Your mouth tastes like (and somehow has the texture of) an old rug soaked in beer.  Your head is bumpin’.  That jerk of a sun is up and you gotta be, too. You likely feel AND look terrible but you’re required to interact with other humans today and want to look less undead.  I’m no miracle worker, but here are some makeup and beauty tips to help lessen the damage:

  1. Shower
    For the love of God, shower. A good drinking session has the power to leave you waking up smelling like a rotting muskrat covered in Doritos so, wash up.  Bonus: The water will wake you up and make you feel better because it is a 100% proven fact that showers help ease the pain of hangovers (based on personal research).  Wash off any remaining makeup from the night before and get that blood pumpin’.
  1. Perfume/Cologne
    Perfume is needed because, well, see above. Now you don’t want to go overboard with this step because an overserved nose is highly susceptible to any smells which can increase the lovely nausea you’re trying to shake.  Stick with a clean, fresh, not too overpowering scent.  This is no time for anything flowery or musky.  We’re just trying to lessen the stank emanating from your body.
  2. Moisturize
    You may think this is the perfect time to just throw every makeup product you own on your face in an attempt to cover the half-dead corpse decaying within and call it a day.  You would be wrong. The first and most important thing you need to do is moisturize!Alcohol dries out the skin something fierce so slather moisturizer on your face (and body, if you can stand up that long) to plump up the skin.  The rubbing motions will get the blood flowing and also help drain the puffiness from under your eyes.

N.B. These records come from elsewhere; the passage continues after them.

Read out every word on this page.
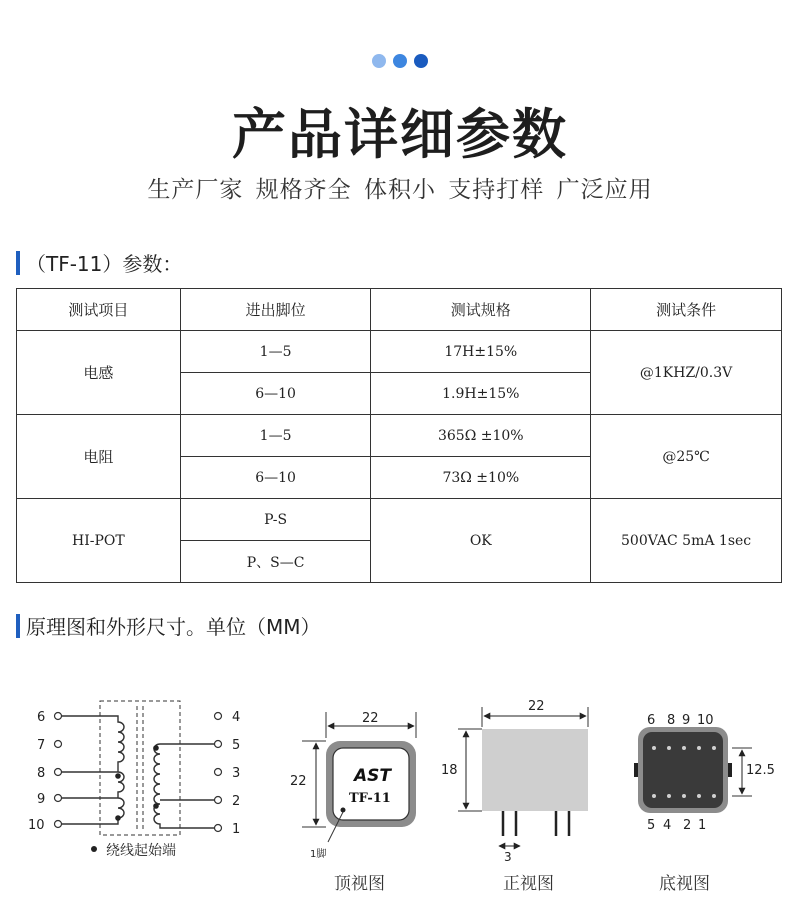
产品详细参数
生产厂家 规格齐全 体积小 支持打样 广泛应用
（TF-11）参数：
测试项目	进出脚位	测试规格	测试条件
电感	1—5	17H±15%	@1KHZ/0.3V
	6—10	1.9H±15%	
电阻	1—5	365Ω ±10%	@25℃
	6—10	73Ω ±10%	
HI-POT	P-S	OK	500VAC 5mA 1sec
	P、S—C		
原理图和外形尺寸。单位（MM）
6
7
8
9
10
4
5
3
2
1
绕线起始端
22
22	AST
TF-11
1脚
22
18
3
6 8 9 10
5 4 2 1
12.5
顶视图	正视图	底视图
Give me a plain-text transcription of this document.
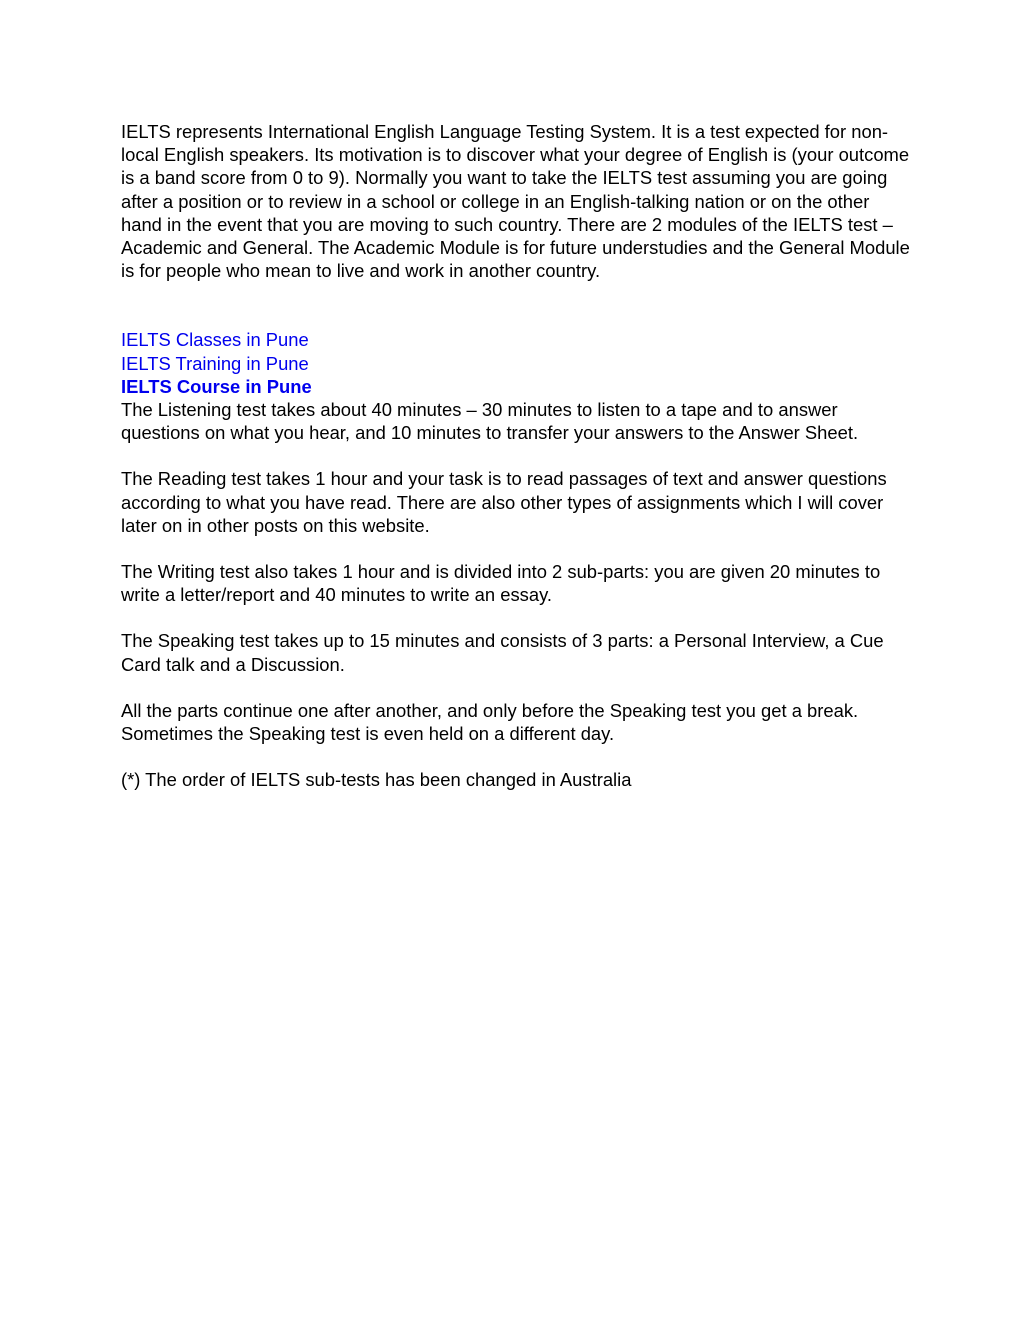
IELTS represents International English Language Testing System. It is a test expected for non-local English speakers. Its motivation is to discover what your degree of English is (your outcome is a band score from 0 to 9). Normally you want to take the IELTS test assuming you are going after a position or to review in a school or college in an English-talking nation or on the other hand in the event that you are moving to such country. There are 2 modules of the IELTS test – Academic and General. The Academic Module is for future understudies and the General Module is for people who mean to live and work in another country.

IELTS Classes in Pune
IELTS Training in Pune
IELTS Course in Pune

The Listening test takes about 40 minutes – 30 minutes to listen to a tape and to answer questions on what you hear, and 10 minutes to transfer your answers to the Answer Sheet.

The Reading test takes 1 hour and your task is to read passages of text and answer questions according to what you have read. There are also other types of assignments which I will cover later on in other posts on this website.

The Writing test also takes 1 hour and is divided into 2 sub-parts: you are given 20 minutes to write a letter/report and 40 minutes to write an essay.

The Speaking test takes up to 15 minutes and consists of 3 parts: a Personal Interview, a Cue Card talk and a Discussion.

All the parts continue one after another, and only before the Speaking test you get a break. Sometimes the Speaking test is even held on a different day.

(*) The order of IELTS sub-tests has been changed in Australia
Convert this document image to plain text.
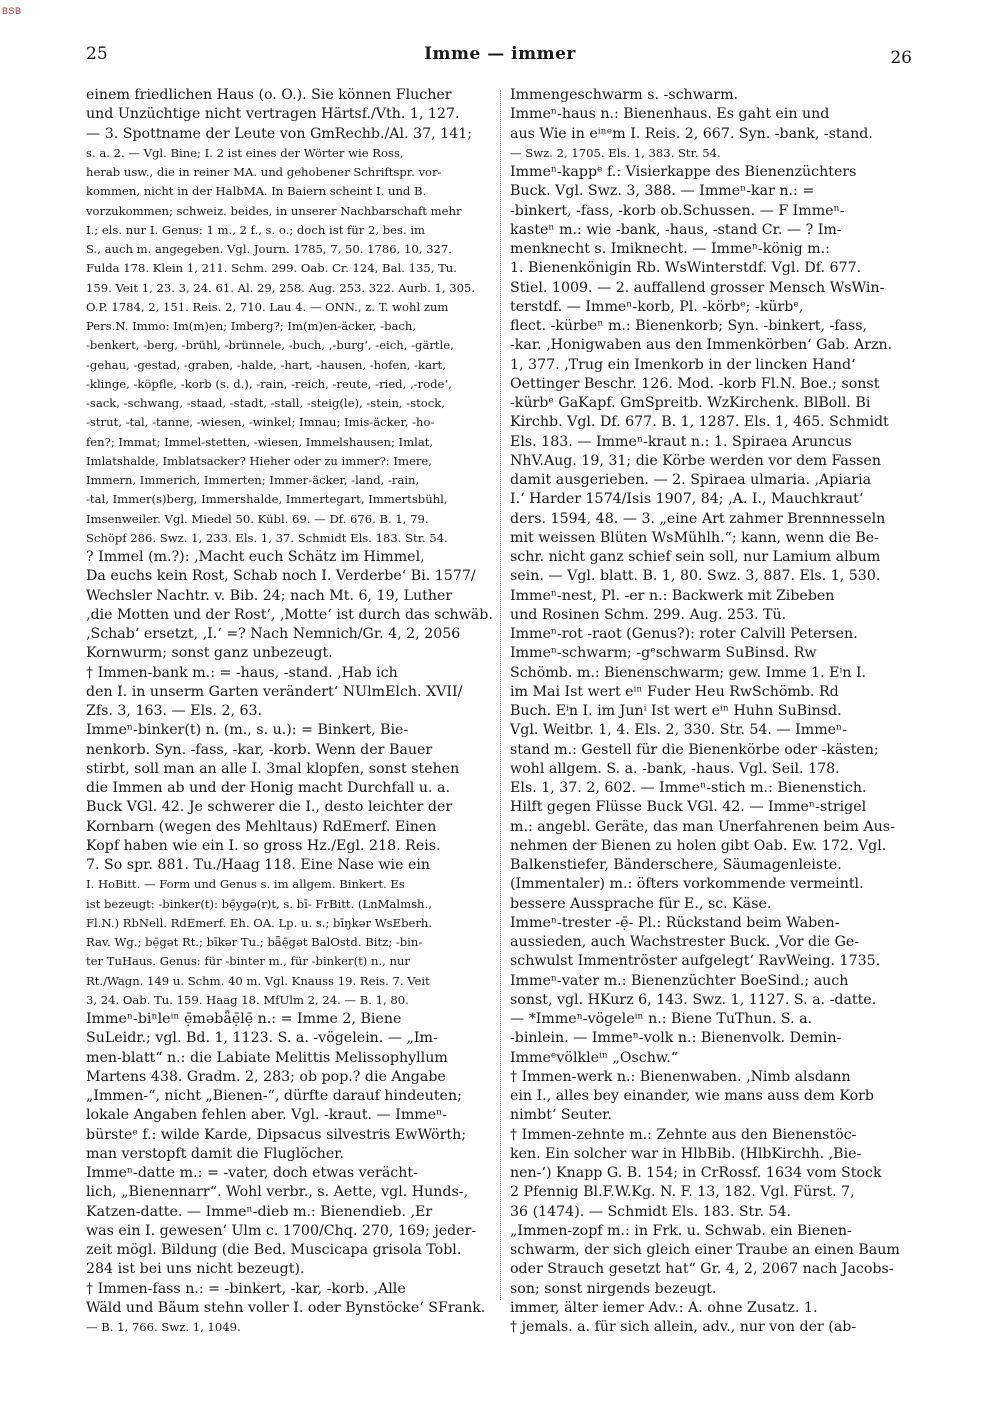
BSB
25	Imme — immer	26
einem friedlichen Haus (o. O.). Sie können Flucher
und Unzüchtige nicht vertragen Härtsf./Vth. 1, 127.
— 3. Spottname der Leute von GmRechb./Al. 37, 141;
s. a. 2. — Vgl. Bine; I. 2 ist eines der Wörter wie Ross,
herab usw., die in reiner MA. und gehobener Schriftspr. vor-
kommen, nicht in der HalbMA. In Baiern scheint I. und B.
vorzukommen; schweiz. beides, in unserer Nachbarschaft mehr
I.; els. nur I. Genus: 1 m., 2 f., s. o.; doch ist für 2, bes. im
S., auch m. angegeben. Vgl. Journ. 1785, 7, 50. 1786, 10, 327.
Fulda 178. Klein 1, 211. Schm. 299. Oab. Cr. 124, Bal. 135, Tu.
159. Veit 1, 23. 3, 24. 61. Al. 29, 258. Aug. 253. 322. Aurb. 1, 305.
O.P. 1784, 2, 151. Reis. 2, 710. Lau 4. — ONN., z. T. wohl zum
Pers.N. Immo: Im(m)en; Imberg?; Im(m)en-äcker, -bach,
-benkert, -berg, -brühl, -brünnele, -buch, ‚-burg‘, -eich, -gärtle,
-gehau, -gestad, -graben, -halde, -hart, -hausen, -hofen, -kart,
-klinge, -köpfle, -korb (s. d.), -rain, -reich, -reute, -ried, ‚-rode‘,
-sack, -schwang, -staad, -stadt, -stall, -steig(le), -stein, -stock,
-strut, -tal, -tanne, -wiesen, -winkel; Imnau; Imis-äcker, -ho-
fen?; Immat; Immel-stetten, -wiesen, Immelshausen; Imlat,
Imlatshalde, Imblatsacker? Hieher oder zu immer?: Imere,
Immern, Immerich, Immerten; Immer-äcker, -land, -rain,
-tal, Immer(s)berg, Immershalde, Immertegart, Immertsbühl,
Imsenweiler. Vgl. Miedel 50. Kübl. 69. — Df. 676. B. 1, 79.
Schöpf 286. Swz. 1, 233. Els. 1, 37. Schmidt Els. 183. Str. 54.
? Immel (m.?): ‚Macht euch Schätz im Himmel,
Da euchs kein Rost, Schab noch I. Verderbe‘ Bi. 1577/
Wechsler Nachtr. v. Bib. 24; nach Mt. 6, 19, Luther
‚die Motten und der Rost‘, ‚Motte‘ ist durch das schwäb.
‚Schab‘ ersetzt, ‚I.‘ =? Nach Nemnich/Gr. 4, 2, 2056
Kornwurm; sonst ganz unbezeugt.
† Immen-bank m.: = -haus, -stand. ‚Hab ich
den I. in unserm Garten verändert‘ NUlmElch. XVII/
Zfs. 3, 163. — Els. 2, 63.
Immeⁿ-binker(t) n. (m., s. u.): = Binkert, Bie-
nenkorb. Syn. -fass, -kar, -korb. Wenn der Bauer
stirbt, soll man an alle I. 3mal klopfen, sonst stehen
die Immen ab und der Honig macht Durchfall u. a.
Buck VGl. 42. Je schwerer die I., desto leichter der
Kornbarn (wegen des Mehltaus) RdEmerf. Einen
Kopf haben wie ein I. so gross Hz./Egl. 218. Reis.
7. So spr. 881. Tu./Haag 118. Eine Nase wie ein
I. HoBitt. — Form und Genus s. im allgem. Binkert. Es
ist bezeugt: -binker(t): bẹ̄ygə(r)t, s. bī- FrBitt. (LnMalmsh.,
Fl.N.) RbNell. RdEmerf. Eh. OA. Lp. u. s.; bīŋkər WsEberh.
Rav. Wg.; bẹ̄gət Rt.; bīkər Tu.; bǟẹ̄gət BalOstd. Bitz; -bin-
ter TuHaus. Genus: für -binter m., für -binker(t) n., nur
Rt./Wagn. 149 u. Schm. 40 m. Vgl. Knauss 19. Reis. 7. Veit
3, 24. Oab. Tu. 159. Haag 18. MfUlm 2, 24. — B. 1, 80.
Immeⁿ-biⁿleⁱⁿ ẹ̄məbǟẹ̄lẹ̄ n.: = Imme 2, Biene
SuLeidr.; vgl. Bd. 1, 1123. S. a. -vögelein. — „Im-
men-blatt“ n.: die Labiate Melittis Melissophyllum
Martens 438. Gradm. 2, 283; ob pop.? die Angabe
„Immen-“, nicht „Bienen-“, dürfte darauf hindeuten;
lokale Angaben fehlen aber. Vgl. -kraut. — Immeⁿ-
bürsteᵉ f.: wilde Karde, Dipsacus silvestris EwWörth;
man verstopft damit die Fluglöcher.
Immeⁿ-datte m.: = -vater, doch etwas verächt-
lich, „Bienennarr“. Wohl verbr., s. Aette, vgl. Hunds-,
Katzen-datte. — Immeⁿ-dieb m.: Bienendieb. ‚Er
was ein I. gewesen‘ Ulm c. 1700/Chq. 270, 169; jeder-
zeit mögl. Bildung (die Bed. Muscicapa grisola Tobl.
284 ist bei uns nicht bezeugt).
† Immen-fass n.: = -binkert, -kar, -korb. ‚Alle
Wäld und Bäum stehn voller I. oder Bynstöcke‘ SFrank.
— B. 1, 766. Swz. 1, 1049.
Immengeschwarm s. -schwarm.
Immeⁿ-haus n.: Bienenhaus. Es gaht ein und
aus Wie in eⁱⁿᵉm I. Reis. 2, 667. Syn. -bank, -stand.
— Swz. 2, 1705. Els. 1, 383. Str. 54.
Immeⁿ-kappᵉ f.: Visierkappe des Bienenzüchters
Buck. Vgl. Swz. 3, 388. — Immeⁿ-kar n.: =
-binkert, -fass, -korb ob.Schussen. — F Immeⁿ-
kasteⁿ m.: wie -bank, -haus, -stand Cr. — ? Im-
menknecht s. Imiknecht. — Immeⁿ-könig m.:
1. Bienenkönigin Rb. WsWinterstdf. Vgl. Df. 677.
Stiel. 1009. — 2. auffallend grosser Mensch WsWin-
terstdf. — Immeⁿ-korb, Pl. -körbᵉ; -kürbᵉ,
flect. -kürbeⁿ m.: Bienenkorb; Syn. -binkert, -fass,
-kar. ‚Honigwaben aus den Immenkörben‘ Gab. Arzn.
1, 377. ‚Trug ein Imenkorb in der lincken Hand‘
Oettinger Beschr. 126. Mod. -korb Fl.N. Boe.; sonst
-kürbᵉ GaKapf. GmSpreitb. WzKirchenk. BlBoll. Bi
Kirchb. Vgl. Df. 677. B. 1, 1287. Els. 1, 465. Schmidt
Els. 183. — Immeⁿ-kraut n.: 1. Spiraea Aruncus
NhV.Aug. 19, 31; die Körbe werden vor dem Fassen
damit ausgerieben. — 2. Spiraea ulmaria. ‚Apiaria
I.‘ Harder 1574/Isis 1907, 84; ‚A. I., Mauchkraut‘
ders. 1594, 48. — 3. „eine Art zahmer Brennnesseln
mit weissen Blüten WsMühlh.“; kann, wenn die Be-
schr. nicht ganz schief sein soll, nur Lamium album
sein. — Vgl. blatt. B. 1, 80. Swz. 3, 887. Els. 1, 530.
Immeⁿ-nest, Pl. -er n.: Backwerk mit Zibeben
und Rosinen Schm. 299. Aug. 253. Tü.
Immeⁿ-rot -raot (Genus?): roter Calvill Petersen.
Immeⁿ-schwarm; -gᵉschwarm SuBinsd. Rw
Schömb. m.: Bienenschwarm; gew. Imme 1. Eⁱn I.
im Mai Ist wert eⁱⁿ Fuder Heu RwSchömb. Rd
Buch. Eⁱn I. im Junⁱ Ist wert eⁱⁿ Huhn SuBinsd.
Vgl. Weitbr. 1, 4. Els. 2, 330. Str. 54. — Immeⁿ-
stand m.: Gestell für die Bienenkörbe oder -kästen;
wohl allgem. S. a. -bank, -haus. Vgl. Seil. 178.
Els. 1, 37. 2, 602. — Immeⁿ-stich m.: Bienenstich.
Hilft gegen Flüsse Buck VGl. 42. — Immeⁿ-strigel
m.: angebl. Geräte, das man Unerfahrenen beim Aus-
nehmen der Bienen zu holen gibt Oab. Ew. 172. Vgl.
Balkenstiefer, Bänderschere, Säumagenleiste.
(Immentaler) m.: öfters vorkommende vermeintl.
bessere Aussprache für E., sc. Käse.
Immeⁿ-trester -ẹ̄- Pl.: Rückstand beim Waben-
aussieden, auch Wachstrester Buck. ‚Vor die Ge-
schwulst Immentröster aufgelegt‘ RavWeing. 1735.
Immeⁿ-vater m.: Bienenzüchter BoeSind.; auch
sonst, vgl. HKurz 6, 143. Swz. 1, 1127. S. a. -datte.
— *Immeⁿ-vögeleⁱⁿ n.: Biene TuThun. S. a.
-binlein. — Immeⁿ-volk n.: Bienenvolk. Demin-
Immeᵉvölkleⁱⁿ „Oschw.“
† Immen-werk n.: Bienenwaben. ‚Nimb alsdann
ein I., alles bey einander, wie mans auss dem Korb
nimbt‘ Seuter.
† Immen-zehnte m.: Zehnte aus den Bienenstöc-
ken. Ein solcher war in HlbBib. (HlbKirchh. ‚Bie-
nen-‘) Knapp G. B. 154; in CrRossf. 1634 vom Stock
2 Pfennig Bl.F.W.Kg. N. F. 13, 182. Vgl. Fürst. 7,
36 (1474). — Schmidt Els. 183. Str. 54.
„Immen-zopf m.: in Frk. u. Schwab. ein Bienen-
schwarm, der sich gleich einer Traube an einen Baum
oder Strauch gesetzt hat“ Gr. 4, 2, 2067 nach Jacobs-
son; sonst nirgends bezeugt.
immer, älter iemer Adv.: A. ohne Zusatz. 1.
† jemals. a. für sich allein, adv., nur von der (ab-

    For extra de-puff power, throw a couple spoons in the freezer for a few minutes.  Once they’re nice and cold, place the spoons over your eyes, lie down for 5 minutes and contemplate why you ever even attempt to drink tequila.

  1. Makeup
    You’re struggling to put sentences together so there’s no way you’re putting on a full face today. Thankfully, just a few products can make a big difference.Use a BB cream or tinted moisturizer as your base.  Don’t waste time with foundation or powder today, you need the hydration and smoothing benefits of a BB cream. Next, skip the eyeshadow.  Dark colors can weigh those tired eyes down even more and make you look worse, so stick to just a bit of eyeliner and lots of mascara to open up the eyes.  Finish up with a glossy or bright lip to fake a fresh-faced look.

    Pro Tip: Use a flesh-colored eyeliner on your lower waterline to cancel out the redness and make eyes look whiter, brighter and less, well, hungover.

  1. Hair
    Let’s be frank – your hair probably looks pretty horrific.  No worries!  Pull that hair up in a high ballerina-style bun.  This serves two crucial functions – you look polished and put together, plus you get a mini face lift. Win.

Now go forth and conquer this day!  (And by “conquer” I mean drag yourself out the door and begin counting down the seconds until you can reunite with your bed.)